The crisis of the current global financial order is challenging us to critically reflect on how this order has been driven, and the development outcomes produced by its central political and economic actors. There is a great deal of academic knowledge about the role of the international financial institutions, powerful states and capital markets in international development, but there is little understanding of how regional dynamics and regional institutions influence global governance and developing countries.
This book offers an independent and grounded investigation concerning the political economic role of Regional Development Banks through a study of the world’s leading regional development bank, the Inter-American Development Bank (IDB). The book examines the political economy of the IDB and its role in regional and national development during the neoliberalisation processes of the 1990s. In particular, the investigations explore the IDB’s power in regional and national development – via its technical, political and financial interventions – to frame policy alternatives, absorb opposition forces, support specific coalition forces and justify a particular direction of development, all in order to legitimize specific political economic projects directed by market-led pro-reform coalitions aligned with global financial forces and financial development guidelines.

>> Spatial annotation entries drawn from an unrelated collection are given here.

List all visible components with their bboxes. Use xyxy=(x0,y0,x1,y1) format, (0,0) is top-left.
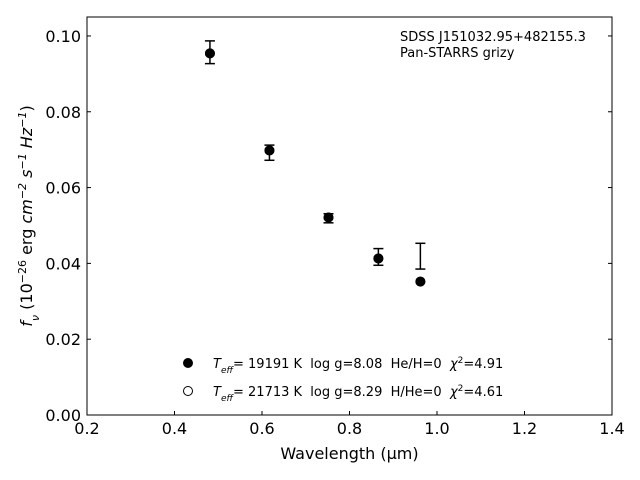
observed-errorbars xyxy=(204,40,426,270)
x-tick-label: 0.8 xyxy=(337,419,362,438)
x-tick-label: 1.2 xyxy=(512,419,537,438)
y-tick-label: 0.10 xyxy=(45,27,81,46)
plot-area xyxy=(86,16,613,416)
model-point-filled xyxy=(323,212,334,223)
annotation-block: SDSS J151032.95+482155.3 Pan-STARRS griz… xyxy=(400,30,586,61)
x-tick-label: 1.4 xyxy=(599,419,624,438)
y-axis-label: fν (10−26 erg cm−2 s−1 Hz−1) xyxy=(16,105,42,326)
y-axis: 0.00 0.02 0.04 0.06 0.08 0.10 xyxy=(45,27,612,425)
x-tick-label: 0.2 xyxy=(74,419,99,438)
model-point-filled xyxy=(204,48,215,59)
annotation-survey: Pan-STARRS grizy xyxy=(400,46,515,61)
legend-label: Teff= 19191 K log g=8.08 He/H=0 χ2=4.91 xyxy=(213,356,503,376)
y-tick-label: 0.00 xyxy=(45,406,81,425)
legend-marker-open xyxy=(183,386,193,396)
y-tick-label: 0.04 xyxy=(45,254,81,273)
legend-label: Teff= 21713 K log g=8.29 H/He=0 χ2=4.61 xyxy=(213,384,503,404)
model-point-filled xyxy=(373,253,384,264)
y-tick-label: 0.08 xyxy=(45,103,81,122)
model-point-filled xyxy=(415,276,426,287)
y-tick-label: 0.06 xyxy=(45,179,81,198)
x-axis: 0.2 0.4 0.6 0.8 1.0 1.2 1.4 xyxy=(74,411,625,438)
model-markers xyxy=(204,48,426,287)
plot-frame xyxy=(86,16,613,416)
svg-text:fν (10−26 erg cm−2 s−1 Hz−1): fν (10−26 erg cm−2 s−1 Hz−1) xyxy=(16,105,42,326)
x-tick-label: 0.4 xyxy=(162,419,187,438)
y-tick-label: 0.02 xyxy=(45,330,81,349)
annotation-object-name: SDSS J151032.95+482155.3 xyxy=(400,30,586,45)
legend: Teff= 19191 K log g=8.08 He/H=0 χ2=4.91 T… xyxy=(183,356,503,404)
model-point-filled xyxy=(264,145,275,156)
x-tick-label: 1.0 xyxy=(424,419,449,438)
x-axis-label: Wavelength (μm) xyxy=(280,444,418,463)
legend-marker-filled xyxy=(183,358,193,368)
x-tick-label: 0.6 xyxy=(249,419,274,438)
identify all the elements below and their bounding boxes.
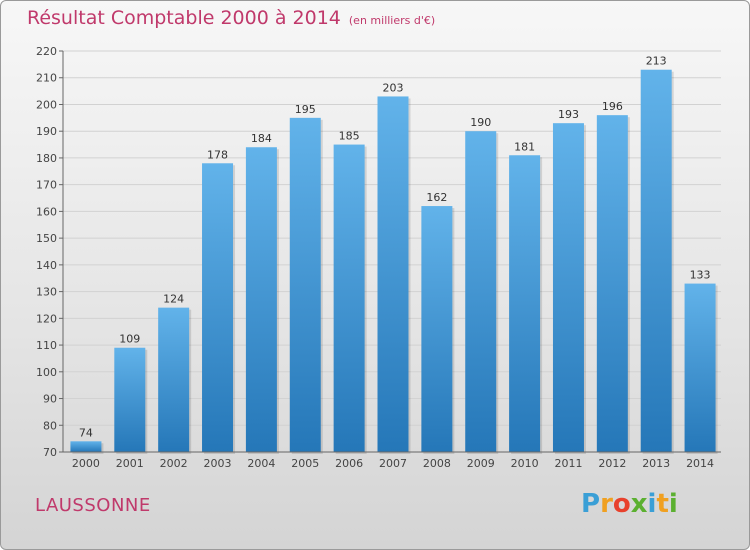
bar-2012[interactable] <box>596 115 628 452</box>
y-tick-label: 100 <box>36 366 57 379</box>
y-tick-label: 160 <box>36 205 57 218</box>
title-unit: (en milliers d'€) <box>348 14 436 27</box>
bar-value-label: 190 <box>470 116 491 129</box>
logo-letter: P <box>581 489 601 519</box>
logo-letter: i <box>647 489 657 519</box>
x-tick-label: 2010 <box>511 457 539 470</box>
x-tick-label: 2000 <box>72 457 100 470</box>
bar-2000[interactable] <box>70 441 102 452</box>
y-tick-label: 180 <box>36 152 57 165</box>
y-tick-label: 130 <box>36 286 57 299</box>
x-tick-label: 2006 <box>335 457 363 470</box>
bar-value-label: 74 <box>79 426 93 439</box>
bar-value-label: 124 <box>163 293 184 306</box>
x-tick-label: 2012 <box>598 457 626 470</box>
y-tick-label: 190 <box>36 125 57 138</box>
x-tick-label: 2011 <box>554 457 582 470</box>
y-tick-label: 90 <box>43 393 57 406</box>
bars: 74 109 124 178 184 195 185 203 162 190 181 193 196 21… <box>70 55 718 455</box>
y-tick-label: 210 <box>36 72 57 85</box>
bar-2006[interactable] <box>333 144 365 453</box>
logo-letter: i <box>668 489 678 519</box>
bar-value-label: 133 <box>690 269 711 282</box>
x-tick-label: 2014 <box>686 457 714 470</box>
bar-2001[interactable] <box>114 347 146 452</box>
y-tick-label: 200 <box>36 98 57 111</box>
y-tick-label: 80 <box>43 419 57 432</box>
x-tick-label: 2013 <box>642 457 670 470</box>
bar-value-label: 193 <box>558 108 579 121</box>
bar-value-label: 162 <box>426 191 447 204</box>
city-name: LAUSSONNE <box>35 495 151 516</box>
x-tick-label: 2005 <box>291 457 319 470</box>
bar-value-label: 178 <box>207 148 228 161</box>
bar-value-label: 195 <box>295 103 316 116</box>
y-tick-label: 170 <box>36 179 57 192</box>
logo-letter: r <box>600 489 613 519</box>
logo-letter: x <box>630 489 648 519</box>
x-tick-label: 2009 <box>467 457 495 470</box>
bar-2003[interactable] <box>202 163 234 452</box>
bar-2004[interactable] <box>245 147 277 453</box>
y-tick-label: 120 <box>36 312 57 325</box>
title-text: Résultat Comptable 2000 à 2014 <box>27 7 341 29</box>
logo-letter: t <box>656 489 669 519</box>
bar-2014[interactable] <box>684 283 716 452</box>
x-tick-label: 2008 <box>423 457 451 470</box>
bar-2013[interactable] <box>640 69 672 453</box>
y-tick-label: 110 <box>36 339 57 352</box>
bar-value-label: 181 <box>514 140 535 153</box>
bar-2005[interactable] <box>289 117 321 452</box>
bar-value-label: 184 <box>251 132 272 145</box>
bar-2007[interactable] <box>377 96 409 453</box>
bar-2010[interactable] <box>509 155 541 452</box>
bar-2009[interactable] <box>465 131 497 452</box>
x-tick-label: 2002 <box>160 457 188 470</box>
y-tick-label: 220 <box>36 45 57 58</box>
y-tick-label: 150 <box>36 232 57 245</box>
x-axis: 2000 2001 2002 2003 2004 2005 2006 2007 2008 2009… <box>63 451 721 470</box>
y-tick-label: 140 <box>36 259 57 272</box>
bar-2002[interactable] <box>158 307 190 452</box>
logo-letter: o <box>612 489 631 519</box>
y-tick-label: 70 <box>43 446 57 459</box>
x-tick-label: 2001 <box>116 457 144 470</box>
bar-value-label: 185 <box>339 130 360 143</box>
x-tick-label: 2007 <box>379 457 407 470</box>
bar-value-label: 203 <box>383 81 404 94</box>
chart-title: Résultat Comptable 2000 à 2014 (en millie… <box>27 7 435 29</box>
bar-value-label: 196 <box>602 100 623 113</box>
proxiti-logo[interactable]: Proxiti <box>581 489 678 519</box>
bar-value-label: 213 <box>646 55 667 68</box>
bar-value-label: 109 <box>119 333 140 346</box>
x-tick-label: 2003 <box>204 457 232 470</box>
bar-2011[interactable] <box>552 123 584 453</box>
y-axis: 70 80 90 100 110 120 130 140 150 160 170 180 190 200 2… <box>36 45 64 459</box>
x-tick-label: 2004 <box>247 457 275 470</box>
bar-2008[interactable] <box>421 206 453 452</box>
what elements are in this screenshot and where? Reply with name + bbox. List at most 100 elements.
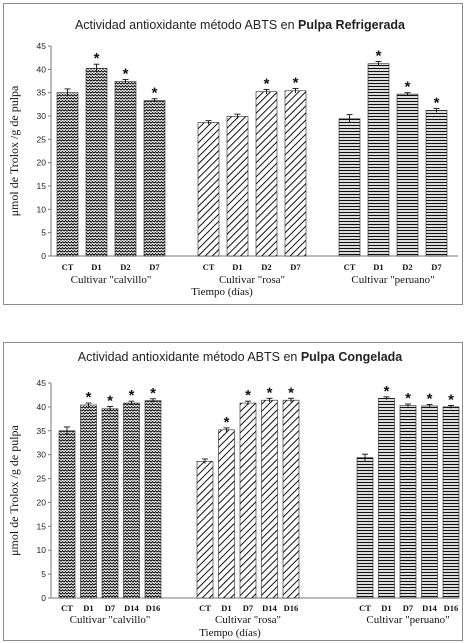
significance-star: * (405, 79, 411, 96)
significance-star: * (129, 387, 135, 404)
significance-star: * (448, 391, 454, 408)
bar-3-ct (356, 457, 374, 599)
x-tick-label: CT (61, 603, 73, 613)
bar-1-d1 (85, 68, 108, 257)
bar-2-d2 (255, 91, 278, 257)
y-tick-label: 30 (37, 111, 47, 121)
significance-star: * (123, 66, 129, 83)
chart-title: Actividad antioxidante método ABTS en Pu… (78, 350, 404, 364)
x-tick-label: D1 (381, 603, 391, 613)
bar-3-d1 (378, 397, 395, 599)
bar-2-d16 (282, 399, 300, 599)
significance-star: * (86, 389, 92, 406)
bar-2-ct (196, 461, 214, 599)
bar-2-d1 (226, 116, 249, 257)
significance-star: * (427, 391, 433, 408)
significance-star: * (376, 47, 382, 64)
significance-star: * (224, 414, 230, 431)
y-tick-label: 25 (37, 474, 47, 484)
chart-refrigerada: Actividad antioxidante método ABTS en Pu… (7, 18, 458, 298)
y-tick-label: 30 (37, 450, 47, 460)
y-tick-label: 0 (41, 593, 46, 603)
y-tick-label: 10 (37, 204, 47, 214)
bar-3-d14 (421, 405, 438, 599)
y-tick-label: 10 (37, 545, 47, 555)
x-tick-label: D7 (243, 603, 254, 613)
bar-1-ct (58, 430, 76, 599)
bar-3-d7 (399, 405, 417, 599)
y-tick-label: 5 (41, 228, 46, 238)
x-tick-label: D2 (120, 262, 130, 272)
significance-star: * (264, 75, 270, 92)
group-label: Cultivar "rosa" (215, 614, 281, 626)
bar-2-d7 (239, 402, 257, 599)
x-tick-label: D1 (221, 603, 231, 613)
group-label: Cultivar "peruano" (366, 614, 449, 626)
significance-star: * (150, 385, 156, 402)
significance-star: * (152, 85, 158, 102)
x-tick-label: D7 (431, 262, 442, 272)
y-tick-label: 35 (37, 88, 47, 98)
bar-3-d1 (367, 63, 390, 257)
bar-1-d16 (144, 400, 162, 599)
significance-star: * (245, 387, 251, 404)
y-tick-label: 5 (41, 569, 46, 579)
x-tick-label: CT (203, 262, 215, 272)
bar-3-ct (338, 118, 361, 257)
chart-panel-refrigerada: Actividad antioxidante método ABTS en Pu… (3, 3, 463, 305)
chart-title: Actividad antioxidante método ABTS en Pu… (75, 18, 406, 32)
chart-panel-congelada: Actividad antioxidante método ABTS en Pu… (3, 342, 463, 641)
y-tick-label: 45 (37, 378, 47, 388)
x-axis-label: Tiempo (días) (191, 286, 253, 298)
bar-2-d1 (218, 429, 235, 599)
y-tick-label: 0 (41, 251, 46, 261)
x-tick-label: D1 (91, 262, 101, 272)
significance-star: * (288, 384, 294, 401)
group-label: Cultivar "calvillo" (70, 614, 151, 626)
x-tick-label: D2 (261, 262, 271, 272)
x-axis-label: Tiempo (días) (199, 627, 261, 639)
x-tick-label: D1 (232, 262, 242, 272)
significance-star: * (405, 390, 411, 407)
y-tick-label: 20 (37, 497, 47, 507)
y-tick-label: 15 (37, 181, 47, 191)
bar-2-d14 (261, 399, 278, 599)
x-tick-label: D16 (146, 603, 161, 613)
bar-3-d2 (396, 93, 419, 257)
x-tick-label: D7 (290, 262, 301, 272)
y-axis-label: μmol de Trolox /g de pulpa (7, 85, 21, 216)
bar-3-d16 (442, 406, 460, 599)
significance-star: * (267, 384, 273, 401)
x-tick-label: D7 (149, 262, 160, 272)
significance-star: * (434, 95, 440, 112)
x-tick-label: D1 (373, 262, 383, 272)
x-tick-label: CT (359, 603, 371, 613)
x-tick-label: D7 (105, 603, 116, 613)
x-tick-label: CT (344, 262, 356, 272)
bar-1-d14 (123, 402, 140, 599)
bar-1-d7 (101, 408, 119, 599)
y-tick-label: 40 (37, 64, 47, 74)
group-label: Cultivar "peruano" (351, 274, 434, 286)
bar-1-d7 (143, 100, 166, 257)
significance-star: * (384, 383, 390, 400)
x-tick-label: D1 (83, 603, 93, 613)
bar-1-d2 (114, 81, 137, 257)
chart-congelada: Actividad antioxidante método ABTS en Pu… (7, 350, 460, 639)
bar-1-d1 (80, 404, 97, 599)
y-tick-label: 45 (37, 41, 47, 51)
bar-2-ct (197, 122, 220, 257)
x-tick-label: D14 (422, 603, 437, 613)
significance-star: * (293, 74, 299, 91)
x-tick-label: D14 (124, 603, 139, 613)
bar-1-ct (56, 92, 79, 257)
x-tick-label: CT (199, 603, 211, 613)
x-tick-label: D7 (403, 603, 414, 613)
group-label: Cultivar "rosa" (219, 274, 285, 286)
x-tick-label: CT (62, 262, 74, 272)
y-tick-label: 15 (37, 521, 47, 531)
significance-star: * (94, 50, 100, 67)
x-tick-label: D16 (444, 603, 459, 613)
bar-3-d7 (425, 110, 448, 257)
y-tick-label: 20 (37, 158, 47, 168)
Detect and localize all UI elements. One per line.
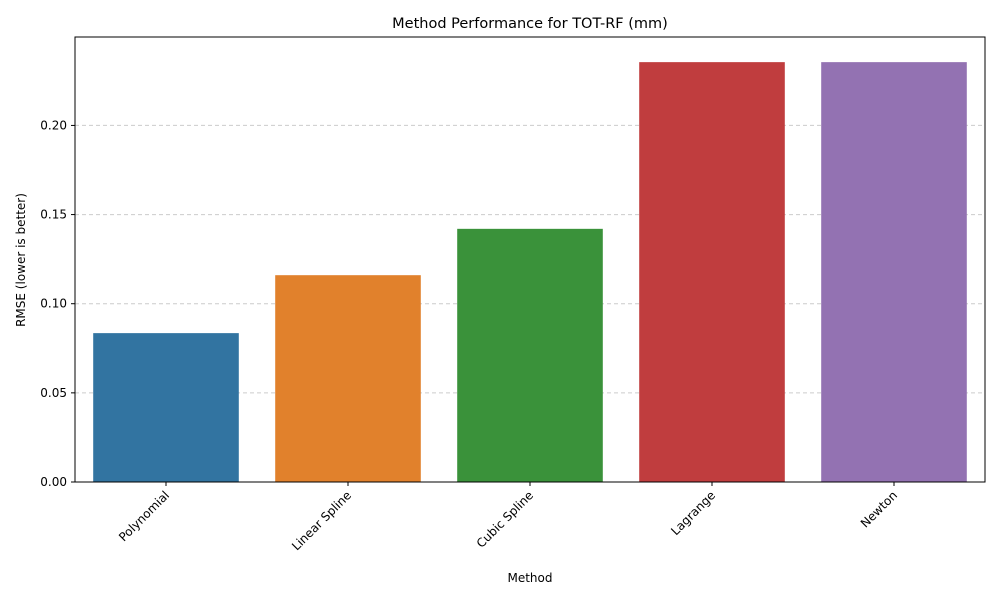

This book will be relevant to scholars and professionals interested in the international and regional political economy of development financing.
Table of Contents
1. The Political Economy of Regional Development Banks 2. Towards a New Political Economy View of the Inter-American Development Bank 3. The IDB’s Role in South American Political Economy in the 1990s 4. Argentina in the Political Economy of the Americas 5. The IDB’s Role in the Internationalisation of Argentine Electricity Public Utilities 6. The IDB’s Development Role in the Decline of the Convertibility Regime 7. Conclusion
Ernesto Vivares is Research Professor in Political Economy and Research Methods, and Head of the International Relations programme at FLACSO Ecuador. He holds a PhD in International Relations from the University of Sheffield, and his research focuses upon the political economy of South American regionalism, development and conflict.